Leftists begin their considerations from desire. Whereas true conservatives and traditionalists begin their considerations from what already exists: nature and tradition. So it makes sense that leftists use bullying tactics. The result of making desire the principle is a political philosophy of Power. Decisions are made based purely who's will has the most power; might makes right. In such a regime, there is fundamentally no respect for truth. It can only breed a civilization of death.

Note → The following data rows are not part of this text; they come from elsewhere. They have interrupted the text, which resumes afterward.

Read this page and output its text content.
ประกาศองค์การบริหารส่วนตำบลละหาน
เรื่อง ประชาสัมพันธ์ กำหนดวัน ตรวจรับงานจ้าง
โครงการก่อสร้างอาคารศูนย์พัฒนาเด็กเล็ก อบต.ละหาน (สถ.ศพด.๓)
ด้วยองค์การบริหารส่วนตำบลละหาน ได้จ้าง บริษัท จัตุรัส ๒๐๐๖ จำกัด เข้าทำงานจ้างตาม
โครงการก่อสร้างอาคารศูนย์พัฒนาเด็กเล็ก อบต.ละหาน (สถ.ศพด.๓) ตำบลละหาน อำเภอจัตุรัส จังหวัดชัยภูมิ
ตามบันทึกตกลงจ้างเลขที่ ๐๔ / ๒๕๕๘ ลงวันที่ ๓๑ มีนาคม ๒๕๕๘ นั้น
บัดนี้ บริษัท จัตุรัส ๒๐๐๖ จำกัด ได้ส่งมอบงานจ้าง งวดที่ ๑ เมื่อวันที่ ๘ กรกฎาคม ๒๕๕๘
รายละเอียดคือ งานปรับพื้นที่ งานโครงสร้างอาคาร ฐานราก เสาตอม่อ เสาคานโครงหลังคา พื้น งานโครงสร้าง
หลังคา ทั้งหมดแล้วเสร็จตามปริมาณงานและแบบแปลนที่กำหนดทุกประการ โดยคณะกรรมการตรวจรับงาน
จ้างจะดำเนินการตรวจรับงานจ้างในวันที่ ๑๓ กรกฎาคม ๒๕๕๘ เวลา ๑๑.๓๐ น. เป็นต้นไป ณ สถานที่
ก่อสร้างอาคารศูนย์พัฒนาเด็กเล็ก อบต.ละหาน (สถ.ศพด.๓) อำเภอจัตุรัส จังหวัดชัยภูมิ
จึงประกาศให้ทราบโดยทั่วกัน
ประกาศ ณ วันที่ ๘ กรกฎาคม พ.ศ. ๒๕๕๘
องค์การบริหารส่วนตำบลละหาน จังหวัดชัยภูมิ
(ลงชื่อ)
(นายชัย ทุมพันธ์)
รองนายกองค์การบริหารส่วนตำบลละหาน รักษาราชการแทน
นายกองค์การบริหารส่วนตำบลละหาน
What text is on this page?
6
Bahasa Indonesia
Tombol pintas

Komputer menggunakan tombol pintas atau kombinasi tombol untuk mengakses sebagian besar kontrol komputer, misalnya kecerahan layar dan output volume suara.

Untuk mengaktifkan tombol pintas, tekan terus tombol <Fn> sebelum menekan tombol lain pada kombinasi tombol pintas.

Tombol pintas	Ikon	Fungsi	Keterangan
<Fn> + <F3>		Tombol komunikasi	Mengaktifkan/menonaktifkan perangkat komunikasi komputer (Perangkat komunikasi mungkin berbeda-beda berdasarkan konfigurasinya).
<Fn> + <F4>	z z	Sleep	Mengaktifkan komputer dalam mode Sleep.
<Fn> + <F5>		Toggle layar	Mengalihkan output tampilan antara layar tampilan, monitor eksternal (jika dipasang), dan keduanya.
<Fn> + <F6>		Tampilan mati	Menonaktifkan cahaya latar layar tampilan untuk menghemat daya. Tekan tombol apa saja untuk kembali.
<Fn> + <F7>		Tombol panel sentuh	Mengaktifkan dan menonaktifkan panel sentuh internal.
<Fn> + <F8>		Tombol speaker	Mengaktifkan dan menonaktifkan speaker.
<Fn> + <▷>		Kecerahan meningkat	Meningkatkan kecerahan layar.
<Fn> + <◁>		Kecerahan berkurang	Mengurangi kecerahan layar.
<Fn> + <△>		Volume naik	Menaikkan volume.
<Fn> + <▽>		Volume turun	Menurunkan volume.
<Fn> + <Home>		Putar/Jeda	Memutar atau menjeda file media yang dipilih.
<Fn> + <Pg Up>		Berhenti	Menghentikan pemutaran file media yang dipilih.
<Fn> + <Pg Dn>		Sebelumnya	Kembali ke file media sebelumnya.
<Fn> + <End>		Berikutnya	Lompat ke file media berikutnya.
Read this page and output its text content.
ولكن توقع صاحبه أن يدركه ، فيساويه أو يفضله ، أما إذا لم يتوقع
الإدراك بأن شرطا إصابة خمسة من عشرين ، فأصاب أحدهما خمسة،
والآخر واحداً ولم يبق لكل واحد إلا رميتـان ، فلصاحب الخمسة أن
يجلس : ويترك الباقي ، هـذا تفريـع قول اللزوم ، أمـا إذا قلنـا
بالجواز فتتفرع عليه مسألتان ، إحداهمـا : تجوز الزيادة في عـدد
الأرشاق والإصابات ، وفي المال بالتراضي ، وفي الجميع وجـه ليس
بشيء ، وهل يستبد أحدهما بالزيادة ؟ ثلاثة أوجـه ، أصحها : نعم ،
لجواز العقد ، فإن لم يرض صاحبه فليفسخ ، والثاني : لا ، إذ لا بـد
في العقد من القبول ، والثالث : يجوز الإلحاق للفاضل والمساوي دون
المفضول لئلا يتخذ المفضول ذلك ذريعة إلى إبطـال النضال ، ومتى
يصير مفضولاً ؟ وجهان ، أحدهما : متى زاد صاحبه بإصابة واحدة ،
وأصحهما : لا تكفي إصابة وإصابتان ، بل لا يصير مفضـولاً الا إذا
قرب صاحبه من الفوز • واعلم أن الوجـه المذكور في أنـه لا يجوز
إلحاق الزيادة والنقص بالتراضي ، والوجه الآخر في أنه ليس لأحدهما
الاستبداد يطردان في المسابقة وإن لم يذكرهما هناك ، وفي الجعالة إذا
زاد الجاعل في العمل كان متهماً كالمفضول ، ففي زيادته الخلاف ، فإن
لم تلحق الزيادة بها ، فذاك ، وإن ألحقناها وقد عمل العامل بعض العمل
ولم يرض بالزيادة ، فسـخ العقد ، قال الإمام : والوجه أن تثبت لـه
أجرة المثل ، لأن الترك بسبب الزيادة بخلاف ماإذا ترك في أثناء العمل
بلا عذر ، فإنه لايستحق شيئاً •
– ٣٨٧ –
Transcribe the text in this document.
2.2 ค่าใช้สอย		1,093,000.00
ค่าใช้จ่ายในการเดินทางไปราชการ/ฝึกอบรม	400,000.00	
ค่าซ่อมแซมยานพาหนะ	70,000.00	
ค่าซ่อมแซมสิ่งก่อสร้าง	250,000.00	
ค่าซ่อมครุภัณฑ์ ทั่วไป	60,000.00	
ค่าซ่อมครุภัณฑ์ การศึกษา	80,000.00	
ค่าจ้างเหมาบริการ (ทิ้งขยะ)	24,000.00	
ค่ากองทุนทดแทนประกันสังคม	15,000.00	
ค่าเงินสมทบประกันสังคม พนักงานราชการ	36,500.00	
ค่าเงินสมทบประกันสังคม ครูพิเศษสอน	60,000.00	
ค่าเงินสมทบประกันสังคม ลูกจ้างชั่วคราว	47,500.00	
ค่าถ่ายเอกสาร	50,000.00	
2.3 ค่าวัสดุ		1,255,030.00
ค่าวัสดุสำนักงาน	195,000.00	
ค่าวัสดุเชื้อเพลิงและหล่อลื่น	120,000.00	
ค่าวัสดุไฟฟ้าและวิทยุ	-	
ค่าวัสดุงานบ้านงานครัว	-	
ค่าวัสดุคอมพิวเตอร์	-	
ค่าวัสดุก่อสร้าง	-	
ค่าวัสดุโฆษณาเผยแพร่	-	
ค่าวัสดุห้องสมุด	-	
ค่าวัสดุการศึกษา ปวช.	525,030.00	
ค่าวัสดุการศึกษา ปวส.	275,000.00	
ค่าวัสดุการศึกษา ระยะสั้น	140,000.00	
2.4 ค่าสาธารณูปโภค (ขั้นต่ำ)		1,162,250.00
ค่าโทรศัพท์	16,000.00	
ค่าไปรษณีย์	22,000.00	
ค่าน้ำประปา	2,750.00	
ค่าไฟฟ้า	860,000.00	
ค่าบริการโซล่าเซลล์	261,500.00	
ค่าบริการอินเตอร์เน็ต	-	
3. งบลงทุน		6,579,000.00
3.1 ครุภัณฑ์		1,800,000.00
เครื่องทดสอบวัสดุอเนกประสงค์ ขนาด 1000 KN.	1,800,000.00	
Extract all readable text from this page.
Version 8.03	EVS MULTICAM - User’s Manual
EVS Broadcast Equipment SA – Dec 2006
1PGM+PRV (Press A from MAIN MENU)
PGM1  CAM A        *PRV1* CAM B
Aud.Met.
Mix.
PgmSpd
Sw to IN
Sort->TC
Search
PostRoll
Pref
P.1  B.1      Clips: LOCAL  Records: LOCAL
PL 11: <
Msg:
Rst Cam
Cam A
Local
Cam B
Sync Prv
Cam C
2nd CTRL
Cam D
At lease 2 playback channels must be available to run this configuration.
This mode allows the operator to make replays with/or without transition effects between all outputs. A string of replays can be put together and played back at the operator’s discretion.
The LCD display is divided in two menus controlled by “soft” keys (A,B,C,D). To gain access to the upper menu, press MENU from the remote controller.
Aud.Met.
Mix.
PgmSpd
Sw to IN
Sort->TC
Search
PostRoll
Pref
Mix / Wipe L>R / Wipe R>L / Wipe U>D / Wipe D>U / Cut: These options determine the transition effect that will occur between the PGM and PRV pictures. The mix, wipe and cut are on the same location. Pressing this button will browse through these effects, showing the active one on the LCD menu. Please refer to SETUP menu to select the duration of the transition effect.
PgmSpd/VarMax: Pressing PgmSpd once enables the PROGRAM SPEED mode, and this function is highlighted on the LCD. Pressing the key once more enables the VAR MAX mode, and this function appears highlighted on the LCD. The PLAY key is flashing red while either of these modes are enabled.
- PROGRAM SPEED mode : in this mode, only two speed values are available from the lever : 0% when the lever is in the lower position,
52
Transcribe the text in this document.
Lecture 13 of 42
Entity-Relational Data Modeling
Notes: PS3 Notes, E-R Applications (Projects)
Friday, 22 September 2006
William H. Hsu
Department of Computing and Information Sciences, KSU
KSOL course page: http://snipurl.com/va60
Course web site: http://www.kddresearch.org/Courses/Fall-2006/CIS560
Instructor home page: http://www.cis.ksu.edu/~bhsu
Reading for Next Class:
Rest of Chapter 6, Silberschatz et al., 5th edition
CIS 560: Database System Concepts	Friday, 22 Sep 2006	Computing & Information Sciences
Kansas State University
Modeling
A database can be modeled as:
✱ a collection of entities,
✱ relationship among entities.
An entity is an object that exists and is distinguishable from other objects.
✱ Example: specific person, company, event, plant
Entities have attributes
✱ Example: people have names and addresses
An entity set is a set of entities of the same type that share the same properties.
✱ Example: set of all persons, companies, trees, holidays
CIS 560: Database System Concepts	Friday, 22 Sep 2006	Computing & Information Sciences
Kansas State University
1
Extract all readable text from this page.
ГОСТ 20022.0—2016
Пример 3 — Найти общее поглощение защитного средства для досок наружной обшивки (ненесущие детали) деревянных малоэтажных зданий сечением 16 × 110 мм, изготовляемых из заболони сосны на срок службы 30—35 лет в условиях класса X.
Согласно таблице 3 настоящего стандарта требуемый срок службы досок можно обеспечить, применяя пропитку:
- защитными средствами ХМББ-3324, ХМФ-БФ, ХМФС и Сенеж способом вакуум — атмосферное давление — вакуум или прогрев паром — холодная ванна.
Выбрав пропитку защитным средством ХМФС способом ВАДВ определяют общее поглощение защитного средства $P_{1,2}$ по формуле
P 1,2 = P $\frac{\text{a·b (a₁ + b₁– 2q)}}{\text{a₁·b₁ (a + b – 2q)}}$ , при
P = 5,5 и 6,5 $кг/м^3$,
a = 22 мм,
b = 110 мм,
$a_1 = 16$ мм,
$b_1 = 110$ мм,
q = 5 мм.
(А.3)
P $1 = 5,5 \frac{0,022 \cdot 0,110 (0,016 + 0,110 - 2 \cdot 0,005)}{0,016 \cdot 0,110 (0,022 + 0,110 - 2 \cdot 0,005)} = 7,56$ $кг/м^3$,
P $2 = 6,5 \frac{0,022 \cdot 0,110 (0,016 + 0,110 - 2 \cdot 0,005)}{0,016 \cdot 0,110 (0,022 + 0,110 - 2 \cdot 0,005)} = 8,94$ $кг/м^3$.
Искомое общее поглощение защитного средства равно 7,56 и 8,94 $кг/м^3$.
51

So it should come as no surprise when dissenters are fired purely based on the positions they take, e.g.,

Gender Dissenter Gets Fired .

Some academics (mostly leftists) have recognized how bullying tactics are corrosive to finding the truth (or at least that version of the truth that's the object of the game in academic philosophy), e.g.,

Philosophers Should Not Be Sanctioned Over Their Positions on Sex and Gender .

As Solzhenitsyn put it:

And he who is not sufficiently courageous even to defend his soul—don't let him be proud of his “progressive” views, don't let him boast that he is an academician or a people's artist, a merited figure, or a general—let him say to himself: I am in the herd, and a coward. It's all the same to me as long as I'm fed and warm.

But, given the current regime of mind (which has no time for qualms about the soul or eternal reward), such protests can at best prevail in the short term. In a longer term, the regime of lies prevails.3

Western society is locked into a downward spiral. How far down the spiral do we have to descend before we bounce back?

Man when he prospers forfeits intelligence: he is one with the cattle doomed to slaughter. (Ps 49:12, cf. verse 20)

There are two ways: the "Philosophy" of Power, which leads to death, and the Philosophy of Love, which leads to life.


Notes

1. For creatures only. God paradoxically combines omnipotence with omniscience: infinite power with infinite sensitivity.

2. This error has a basic truth at its kernel: that before we can see reality truly, the will must exercise a desire for openness to reality. And, given our fallen nature, this act of the will must be continuously reaffirmed.

3. Take comfort. In the longest term, only God and truth can prevail.


Alexander Solzhenitsyn, "Live Not By Lies" (Letter published Feb. 12, 1974).

Monday, July 08, 2019

How Do We Rebuild Culture?

What if the best way to rebuild Western culture was not to rebuild culture, but rather to praise God?

Here is an excellent blog post by Rachel Fulton Brown that powerfully makes that argument. It quotes the famous passage from the "Letter to Diognetus" about Christians being in the world but not of the world, and also quotes an amplification of that same point from Remi Brague's book Curing Mad Truths: Medieval Wisdom for the Modern World (2019):

For instance, there is in Judaism a Talmudic cuisine, based on the rules of Kashrut; there are Christian cooks, but there is no Christian cuisine. There is in Islam a so-called prophetic medicine, based on the pieces of advice given by Muhammed in some cases and summarized in some collections of hadith which have this name, prophetic medicine; there are Christian physicians, but there is no Christian medicine. There is in Islam an Islamic dress code, the Islamic veil for each grown-up female, the commandment that each adult male let his beard grow and trim his mustache; there are Christian tailors and hairdressers, but there is no Christian fashion.

The post links to a speech by Pope Benedict that is insightful along the same lines (and beyond). Here are the last couple sentences:

A purely positivistic culture which tried to drive the question concerning God into the subjective realm, as being unscientific, would be the capitulation of reason, the renunciation of its highest possibilities, and hence a disaster for humanity, with very grave consequences. What gave Europe’s culture its foundation – the search for God and the readiness to listen to him – remains today the basis of any genuine culture.

H/t to Dr. Scott Hahn, who posted a link to the blog post on FB.